Thank you for the advice and yes i believe you, im not new to this at all. im 27 and been a heavy user of all drugs for 7 years (Methamphetamine, Alcohol, Benzos, Opiates) ive just never got clean off opiates until 2 weeks ago, so thats why i was asking this question. Xorkoth you are a good mod tho!
 
Thanks. :) Hopefully that helps you to be strong. I've been a heavy user/addict of most of the drug classes too (GABAergics, opiates, marijuana, stimulants, hell, even psychedelics at one point). Opiates grab me by the balls way harder than anything else. Except maybe GHB, that really got me in a similar way and I gave that up. Fortunately it takes a lot of trouble to source, unlike opioids, which I can get at various stores around here (kratom, and poppy tea which is one of the best opioids IMO).
 
One of the biggest problems with this is that you will likely feel mostly ok after this, maybe a hint of wd for awhile but if so then nothing you won't be able to handle. This can be seductive because you'll falsely realize you can use and avoid all the previous pitfalls. The reality is most likely different and once you fully realize this it'll be too late (again).

Another thing: if you are going to chip like this, it might be better to get just enough so you can use once. If your getting high, sleeping then getting high again in the morning then you are just tempting withdrawals to happen that much more...
 
"Here in the 2020 Winter Olympics we have someone attempting the Slippery Slope".

One of my favorite lines from a political podcast I listen to and also a perfect encapsulation of trying to use opiates after being addicted and getting clean. It is just not possible for people like us to indulge occasionally. I've tried it many times and it always ends in being broke and terribly sick. I wish it was possible, but the sad reality is it is not. The withdrawals compound and tolerance sticks, and your itch becomes more and more unscratchable.
 
You can return at any point.
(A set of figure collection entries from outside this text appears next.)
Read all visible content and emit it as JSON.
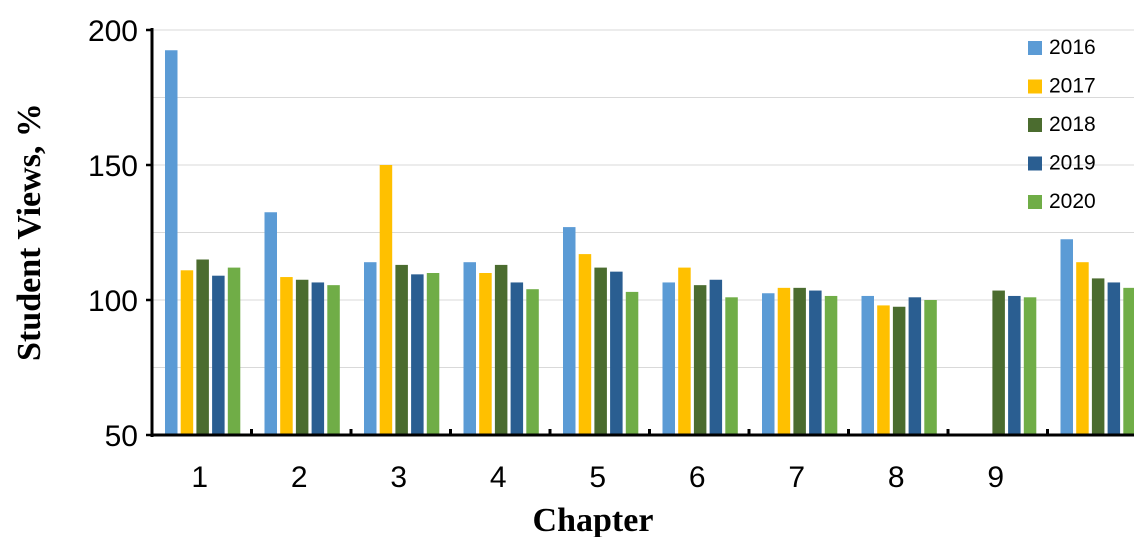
{
  "chart_data": {
    "type": "bar",
    "title": "",
    "xlabel": "Chapter",
    "ylabel": "Student Views, %",
    "ylim": [
      50,
      200
    ],
    "yticks": [
      50,
      100,
      150,
      200
    ],
    "categories": [
      "1",
      "2",
      "3",
      "4",
      "5",
      "6",
      "7",
      "8",
      "9",
      ""
    ],
    "grid": true,
    "legend_position": "top-right",
    "series": [
      {
        "name": "2016",
        "color": "#5B9BD5",
        "values": [
          192.5,
          132.5,
          114,
          114,
          127,
          106.5,
          102.5,
          101.5,
          null,
          122.5
        ]
      },
      {
        "name": "2017",
        "color": "#FFC000",
        "values": [
          111,
          108.5,
          150,
          110,
          117,
          112,
          104.5,
          98,
          null,
          114
        ]
      },
      {
        "name": "2018",
        "color": "#4B6C2F",
        "values": [
          115,
          107.5,
          113,
          113,
          112,
          105.5,
          104.5,
          97.5,
          103.5,
          108
        ]
      },
      {
        "name": "2019",
        "color": "#2A5E91",
        "values": [
          109,
          106.5,
          109.5,
          106.5,
          110.5,
          107.5,
          103.5,
          101,
          101.5,
          106.5
        ]
      },
      {
        "name": "2020",
        "color": "#70AD47",
        "values": [
          112,
          105.5,
          110,
          104,
          103,
          101,
          101.5,
          100,
          101,
          104.5
        ]
      }
    ]
  }
}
It's stessful knowing that but some people who are clean for many years and remain on low doses of subs have been like: "Well I guess I'm not an addict anymore." They proceed to stop what ever treatment and return. In some cases when dependency comes back one's usage is far worse than it ever has been in the past--like they're making up for lost time.

It's dangerous to dabble in opiates after previously being an opiate addict. It's playing with fire. Not to shame you or make you feel guilty, but for most people opiates have to be either in or out of their lives completely. There's very little ground when it comes to the class of substance.. and we all know too well how easy it is to slip back into a daily habit lifestyle again.